I heard it first from Tikkun's Rabbi Michael Lerner, who included outgoing Rep. Alan Grayson (D-Fla.) in his long list of potential primary challengers to President Barack Obama in 2012. Now Mark Pinsky, a Florida journalist, has raised the issue in a Politics Daily column.
Today's conventional wisdom holds that 2012 will be all about the economy, but “what if, instead, the war in Afghanistan, which Barack Obama has embraced, deteriorates dramatically, requiring a delay in the scheduled troop withdrawal or, worse, forces another escalation? Might Democratic anti-war sentiment -- until now a sleeper issue -- turn rebellious?" Pinsky writes.
The goal wouldn't be to actually win but to serve as a “vehicle for policy transformation. That is, to rally the liberal base in forcing the president to speed departure of U.S. military forces and, in the process, pressure him back to the left on economic issues.”
Then he gets to the point: “So who would be crazy enough -- or just foolhardy enough -- to make a kamikaze run against Obama? Consider outgoing Central Florida Congressman Alan Grayson, the master of the outrageous sound bite, and perhaps the most reviled member of the House.”
Cool; I have no doubt Grayson, who seems to love the limelight and now is out of a job, would be up for the challenge.
But I don't see such a candidacy having much of an impact, except possibly to make things easier for the eventual Republican nominee.
Pinsky sees some downsides, too, including Grayson's “quicksilver personality” and the fact the race “would pit a left-wing Jew against a centrist African-American, adding yet another incendiary element to what is an increasingly volatile national relationship. Grayson has a strong pro-Israel record, and has had the local support in his congressional races of groups like AIPAC, while the Jewish community has begun to have its doubts about the Obama administration.”
It's interesting that among those suggested for a progressive primary challenge in 2012 are two Jews- Grayson and outgoing Sen. Russ Feingold (D-Wisc.).

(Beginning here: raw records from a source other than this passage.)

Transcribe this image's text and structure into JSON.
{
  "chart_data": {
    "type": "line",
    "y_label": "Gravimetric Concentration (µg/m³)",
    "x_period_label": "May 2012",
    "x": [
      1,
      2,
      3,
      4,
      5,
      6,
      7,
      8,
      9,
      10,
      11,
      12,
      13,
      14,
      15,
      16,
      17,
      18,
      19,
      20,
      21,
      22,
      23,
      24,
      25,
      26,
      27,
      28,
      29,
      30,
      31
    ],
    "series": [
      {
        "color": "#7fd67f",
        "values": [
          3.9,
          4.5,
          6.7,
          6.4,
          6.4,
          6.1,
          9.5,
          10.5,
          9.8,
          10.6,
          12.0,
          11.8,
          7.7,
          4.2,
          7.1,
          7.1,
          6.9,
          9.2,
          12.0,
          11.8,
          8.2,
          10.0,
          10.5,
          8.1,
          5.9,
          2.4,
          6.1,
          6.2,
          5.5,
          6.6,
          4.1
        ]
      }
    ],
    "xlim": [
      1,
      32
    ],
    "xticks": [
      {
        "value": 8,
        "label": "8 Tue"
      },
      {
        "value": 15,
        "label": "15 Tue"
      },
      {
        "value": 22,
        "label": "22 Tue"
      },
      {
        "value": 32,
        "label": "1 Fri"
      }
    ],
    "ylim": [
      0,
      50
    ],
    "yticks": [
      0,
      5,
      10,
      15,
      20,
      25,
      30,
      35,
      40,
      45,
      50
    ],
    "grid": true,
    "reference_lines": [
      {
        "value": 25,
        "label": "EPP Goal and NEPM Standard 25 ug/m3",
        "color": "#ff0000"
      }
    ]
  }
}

Feingold, who lacks Grayson's image as a slightly wacky outsider and has three terms in the Senate under his belt, would make a more credible candidate. But he's also a more sensible politician, and I just don't see him making a suicide run that would just infuriate party leaders.
The problem in this whole analysis: there's no evidence the incredibly long, costly Afghanistan war is or will be much of an issue with the American people, the way Vietnam was for Democrats in 1968. Maybe if the war gets a lot worse, that could change, although without a draft, I doubt it.
It's strange how an Afghanistan war that continues to go badly has faded into political background noise – and how voters can't seem to connect the dots between the astronomical costs of two long wars and our current economic woes. But there it is; barring dramatic new developments, there appears little likelihood a war Obama inherited but made his own will be a big factor in 2012.
A primary challenge to Obama on economic issues would be a lot harder to mount, since I don't hear a lot of clearly formulated ideas about how to fix the current mess coming out of the left (or the right, for that matter).
Paul Krugman for president, anybody?
There's no question President Obama has angered many of his supporters on the Democratic left, including many Jewish progressives. The big question: does he stand to gain more by his reenergized centrism than he could lose on the left?
I'm guessing yes, and that his strategists care a lot more about suburban swing voters than angry Jewish progressives. And based on recent electoral history, that could be a reasonable calculation.